Rocha Viviane Z, Santos Raul D
Heart Institute (InCor) University of Sao Paulo Medical School Hospital, Sao Paulo, Brazil.
Hospital Israelita Albert Einstein, Sao Paulo, Brazil.
Methodist Debakey Cardiovasc J. 2021 Sep 24;17(4):28-35. doi: 10.14797/mdcvj.887. eCollection 2021.
Familial hypercholesterolemia (FH) is a monogenic form of severe hypercholesterolemia that, if left untreated, is associated with early onset of atherosclerosis. FH derives from genetic variants that lead to inefficient hepatic clearance of low-density lipoprotein (LDL) particles from the circulation. The FH phenotype is encountered in approximately 1 of every 300 people. The risk of atherosclerotic cardiovascular disease (ASCVD) is higher in those with FH than in normolipidemic individuals and in those with polygenic hypercholesterolemia. FH is usually diagnosed by clinical scores that consider hypercholesterolemia, family history of early ASCVD and hypercholesterolemia, and cutaneous stigmata. Genetic diagnosis is important and should be offered to individuals suspected of FH. Family cascade screening is important to identify asymptomatic hypercholesterolemic individuals. Despite the high risk of ASCVD, this risk is heterogenous in heterozygous FH and depends not only on high LDL cholesterol (LDL-C) but also on other risk biomarkers. Risk can be evaluated by considering biomarkers such as male sex, late-onset therapy (> age 40), LDL-C > 310 mg/dL, low high-density lipoprotein cholesterol, elevated lipoprotein(a), obesity, diabetes, and hypertension by using specific risk equations and by detecting subclinical coronary atherosclerosis. Statins are the main therapy for FH and change the natural history of ASCVD; however, most individuals persist with elevated LDL-C. PCSK9 inhibitors provide robust and safe LDL-C lowering in FH, although elevated costs preclude their widespread use. Newer therapies such as ANGPTL3 inhibitors add intensive LDL-C lowering for refractory forms of FH. Finally, while it is possible to normalize LDL-C in people with FH, the disease unfortunately is still severely underdiagnosed and undertreated.

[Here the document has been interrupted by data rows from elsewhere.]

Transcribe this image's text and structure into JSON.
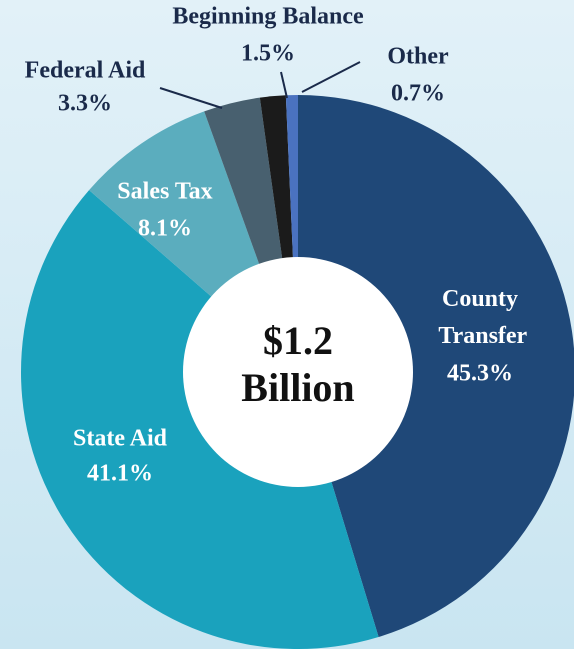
{
  "chart_data": {
    "type": "donut",
    "categories": [
      "County Transfer",
      "State Aid",
      "Sales Tax",
      "Federal Aid",
      "Beginning Balance",
      "Other"
    ],
    "values": [
      45.3,
      41.1,
      8.1,
      3.3,
      1.5,
      0.7
    ],
    "value_labels": [
      "45.3%",
      "41.1%",
      "8.1%",
      "3.3%",
      "1.5%",
      "0.7%"
    ],
    "colors": [
      "#1f4878",
      "#1aa2bd",
      "#5badbe",
      "#48606f",
      "#1b1b1b",
      "#4a72c0"
    ],
    "center_label": [
      "$1.2",
      "Billion"
    ]
  }
}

家族性高胆固醇血症(FH)是一种严重高胆固醇血症的单基因形式,如果不治疗,与动脉粥样硬化的早期发病有关。FH 源于遗传变异,导致肝脏从循环中清除低密度脂蛋白(LDL)颗粒的效率降低。FH 表型在每 300 人中约有 1 人出现。与血脂正常的个体和多基因高胆固醇血症患者相比,FH 患者发生动脉粥样硬化性心血管疾病(ASCVD)的风险更高。FH 通常通过考虑高胆固醇血症、早发 ASCVD 和高胆固醇血症的家族史以及皮肤标志的临床评分来诊断。遗传诊断很重要,应该提供给疑似 FH 的个体。家族级联筛查对于识别无症状高胆固醇血症个体很重要。尽管 ASCVD 的风险很高,但杂合子 FH 的这种风险是异质的,不仅取决于高 LDL 胆固醇(LDL-C),还取决于其他风险生物标志物。可以通过考虑男性、晚期治疗(>40 岁)、LDL-C>310mg/dL、低高密度脂蛋白胆固醇、脂蛋白(a)升高、肥胖、糖尿病和高血压等风险生物标志物,使用特定的风险方程并通过检测亚临床冠状动脉粥样硬化来评估风险。他汀类药物是 FH 的主要治疗方法,可以改变 ASCVD 的自然病史;然而,大多数患者的 LDL-C 仍持续升高。PCSK9 抑制剂可提供 FH 强有力且安全的 LDL-C 降低,但昂贵的费用限制了其广泛应用。新型治疗方法,如 ANGPTL3 抑制剂,可针对难治性 FH 形式提供强化 LDL-C 降低。最后,尽管 FH 患者的 LDL-C 可以正常化,但不幸的是,该疾病仍然严重漏诊和治疗不足。